BOE Governor Bailey said the UK’s financial services sector should not pay too high a price for access to the European Union’s markets now that the country has formally left the trading bloc without a deal that covered financial services. The bank said Solvency II rules need reforming in the UK.
Governor of the Bank of England (BoE) Andrew Bailey said the UK’s financial services sector should not pay too high a price for access to the European Union’s markets now that the country has formally left the trading bloc without a deal that covered financial services. The bank also said Solvency II rules need reforming in the UK.
Speaking before the Treasury Committee, which reposted the comments on Twitter, Mr Bailey said the UK should not “become a rule-taker”.
“I would strongly recommend that we do not become a rule-taker. I think that is a very bad place to end up in.
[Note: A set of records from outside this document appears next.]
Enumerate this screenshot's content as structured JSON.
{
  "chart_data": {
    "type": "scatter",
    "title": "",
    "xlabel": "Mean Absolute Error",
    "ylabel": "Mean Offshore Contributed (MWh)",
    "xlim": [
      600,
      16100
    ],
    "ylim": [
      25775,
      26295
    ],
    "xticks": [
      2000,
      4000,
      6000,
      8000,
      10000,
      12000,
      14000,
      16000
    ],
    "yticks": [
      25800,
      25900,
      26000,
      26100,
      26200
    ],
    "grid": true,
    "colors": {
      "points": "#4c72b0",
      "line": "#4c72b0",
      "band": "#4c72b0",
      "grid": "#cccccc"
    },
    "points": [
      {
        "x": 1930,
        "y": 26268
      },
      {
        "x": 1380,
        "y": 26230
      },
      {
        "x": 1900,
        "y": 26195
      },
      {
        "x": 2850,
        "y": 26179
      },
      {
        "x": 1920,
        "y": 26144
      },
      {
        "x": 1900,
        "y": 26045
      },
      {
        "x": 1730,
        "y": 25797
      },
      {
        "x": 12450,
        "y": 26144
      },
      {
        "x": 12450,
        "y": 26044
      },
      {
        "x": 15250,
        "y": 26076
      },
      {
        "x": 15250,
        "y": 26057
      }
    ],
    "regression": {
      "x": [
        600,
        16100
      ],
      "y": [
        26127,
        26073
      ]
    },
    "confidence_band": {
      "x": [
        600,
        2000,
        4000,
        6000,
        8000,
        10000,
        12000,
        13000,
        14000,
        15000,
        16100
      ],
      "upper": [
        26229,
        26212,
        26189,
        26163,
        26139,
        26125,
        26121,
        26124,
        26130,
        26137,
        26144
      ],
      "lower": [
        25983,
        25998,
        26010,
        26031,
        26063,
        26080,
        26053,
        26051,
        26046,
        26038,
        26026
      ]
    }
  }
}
And if the price of that is no equivalence then I am afraid that will follow,” he said.
“If the price of this [equivalence] is too high then we can’t just go for it whatever,” Mr Bailey continued.
EU and UK financial services access was not part of the last-minute trade deal brokered between the two sides before Christmas, but there is a commitment to agree a memorandum of understanding by the end of March.
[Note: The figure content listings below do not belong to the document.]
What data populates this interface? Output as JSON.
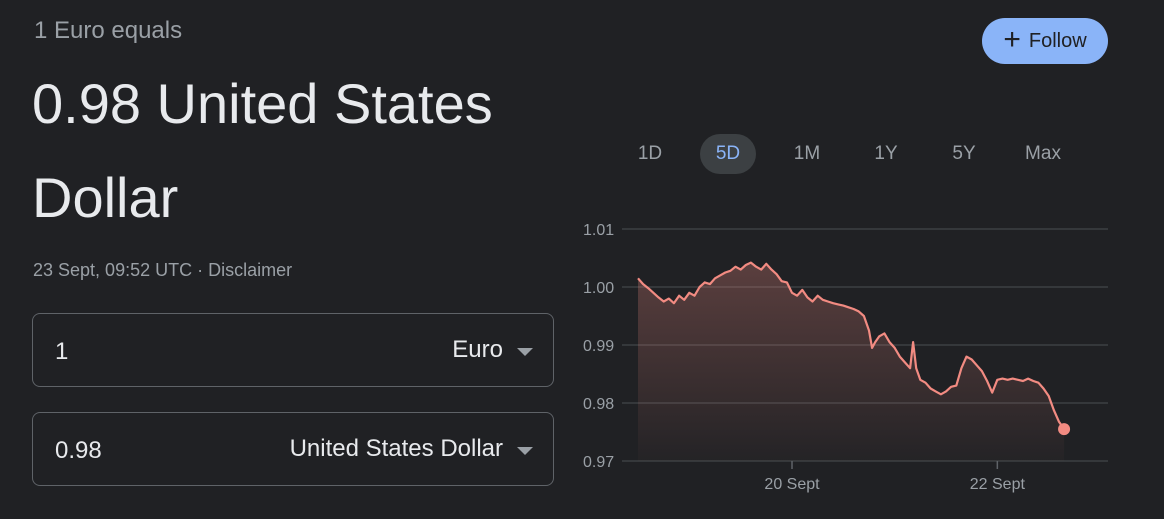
{
  "header": {
    "subtitle": "1 Euro equals",
    "line1": "0.98 United States",
    "line2": "Dollar"
  },
  "meta": {
    "timestamp": "23 Sept, 09:52 UTC",
    "separator": " · ",
    "disclaimer": "Disclaimer"
  },
  "converter": {
    "from": {
      "value": "1",
      "currency": "Euro"
    },
    "to": {
      "value": "0.98",
      "currency": "United States Dollar"
    }
  },
  "follow": {
    "label": "Follow",
    "icon": "plus-icon"
  },
  "ranges": [
    "1D",
    "5D",
    "1M",
    "1Y",
    "5Y",
    "Max"
  ],
  "active_range": "5D",
  "colors": {
    "line": "#f28b82",
    "accent": "#8ab4f8",
    "bg": "#202124"
  },
  "chart_data": {
    "type": "line",
    "ylim": [
      0.97,
      1.01
    ],
    "y_ticks": [
      "1.01",
      "1.00",
      "0.99",
      "0.98",
      "0.97"
    ],
    "x_ticks": [
      {
        "label": "20 Sept",
        "x": 1.5
      },
      {
        "label": "22 Sept",
        "x": 3.5
      }
    ],
    "xlim": [
      0,
      4.5
    ],
    "series": [
      {
        "values": [
          [
            0.0,
            1.0015
          ],
          [
            0.05,
            1.0005
          ],
          [
            0.1,
            0.9998
          ],
          [
            0.15,
            0.999
          ],
          [
            0.2,
            0.9982
          ],
          [
            0.25,
            0.9975
          ],
          [
            0.3,
            0.998
          ],
          [
            0.35,
            0.9972
          ],
          [
            0.4,
            0.9985
          ],
          [
            0.45,
            0.9978
          ],
          [
            0.5,
            0.999
          ],
          [
            0.55,
            0.9985
          ],
          [
            0.6,
            1.0
          ],
          [
            0.65,
            1.0008
          ],
          [
            0.7,
            1.0005
          ],
          [
            0.75,
            1.0015
          ],
          [
            0.8,
            1.002
          ],
          [
            0.85,
            1.0025
          ],
          [
            0.9,
            1.0028
          ],
          [
            0.95,
            1.0035
          ],
          [
            1.0,
            1.003
          ],
          [
            1.05,
            1.0038
          ],
          [
            1.1,
            1.0042
          ],
          [
            1.15,
            1.0035
          ],
          [
            1.2,
            1.003
          ],
          [
            1.25,
            1.004
          ],
          [
            1.3,
            1.003
          ],
          [
            1.35,
            1.0022
          ],
          [
            1.4,
            1.001
          ],
          [
            1.45,
            1.0008
          ],
          [
            1.5,
            0.999
          ],
          [
            1.55,
            0.9985
          ],
          [
            1.6,
            0.9995
          ],
          [
            1.65,
            0.9982
          ],
          [
            1.7,
            0.9975
          ],
          [
            1.75,
            0.9985
          ],
          [
            1.8,
            0.9978
          ],
          [
            1.85,
            0.9975
          ],
          [
            1.9,
            0.9972
          ],
          [
            1.95,
            0.997
          ],
          [
            2.0,
            0.9968
          ],
          [
            2.05,
            0.9965
          ],
          [
            2.1,
            0.9962
          ],
          [
            2.15,
            0.9958
          ],
          [
            2.2,
            0.995
          ],
          [
            2.25,
            0.9925
          ],
          [
            2.28,
            0.9895
          ],
          [
            2.31,
            0.9905
          ],
          [
            2.35,
            0.9915
          ],
          [
            2.4,
            0.992
          ],
          [
            2.45,
            0.9905
          ],
          [
            2.5,
            0.9895
          ],
          [
            2.55,
            0.988
          ],
          [
            2.6,
            0.987
          ],
          [
            2.65,
            0.986
          ],
          [
            2.68,
            0.9905
          ],
          [
            2.71,
            0.986
          ],
          [
            2.75,
            0.984
          ],
          [
            2.8,
            0.9835
          ],
          [
            2.85,
            0.9825
          ],
          [
            2.9,
            0.982
          ],
          [
            2.95,
            0.9815
          ],
          [
            3.0,
            0.982
          ],
          [
            3.05,
            0.9828
          ],
          [
            3.1,
            0.983
          ],
          [
            3.15,
            0.986
          ],
          [
            3.2,
            0.988
          ],
          [
            3.25,
            0.9875
          ],
          [
            3.3,
            0.9865
          ],
          [
            3.35,
            0.9855
          ],
          [
            3.4,
            0.9838
          ],
          [
            3.45,
            0.9818
          ],
          [
            3.5,
            0.984
          ],
          [
            3.55,
            0.9842
          ],
          [
            3.6,
            0.984
          ],
          [
            3.65,
            0.9842
          ],
          [
            3.7,
            0.984
          ],
          [
            3.75,
            0.9838
          ],
          [
            3.8,
            0.9842
          ],
          [
            3.85,
            0.9838
          ],
          [
            3.9,
            0.9835
          ],
          [
            3.95,
            0.9825
          ],
          [
            4.0,
            0.9812
          ],
          [
            4.05,
            0.9788
          ],
          [
            4.1,
            0.9768
          ],
          [
            4.15,
            0.9755
          ]
        ]
      }
    ]
  }
}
The agreement on financial rules could potentially see equivalence granted between the two sides. Mr Bailey said the UK should be granted equivalence based on regulation that is matched to outcomes, rather than having to transpose EU rules into UK law.
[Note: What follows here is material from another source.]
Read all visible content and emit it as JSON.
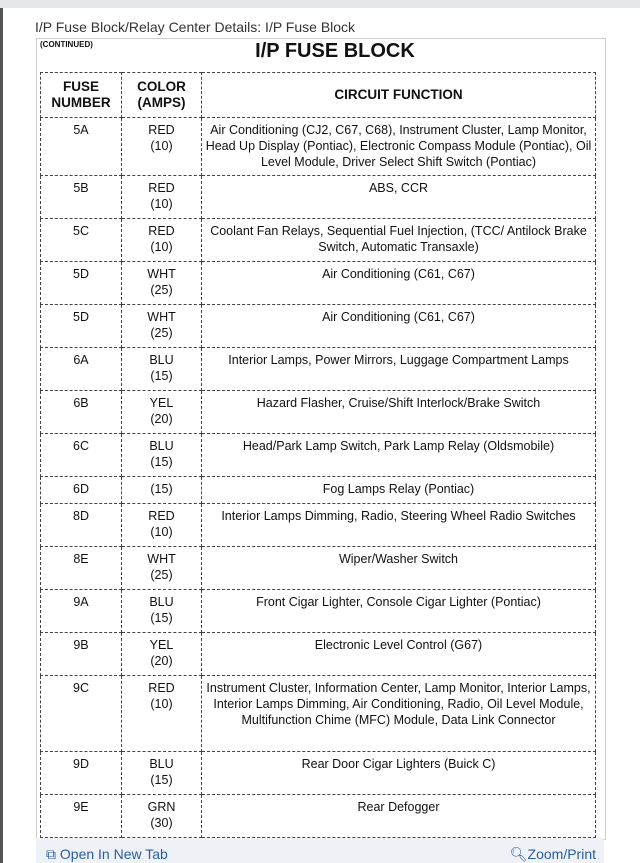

Also speaking before the panel, deputy governor of the BoE Sam Woods said solvency rules for insurers, currently under the EU’s Solvency II regulation, need reforming.
“There are some things in Solvency II that don’t work terribly well and the most obvious of that is the risk margin. The industry and we agree that the current design isn’t good and needs to be fixed,” Mr Woods said.
More broadly, Mr Woods said Solvency II carries a staggering level of detailed legislation that is “not a sensible way to promote policyholder protection or safety and soundness of insurance”.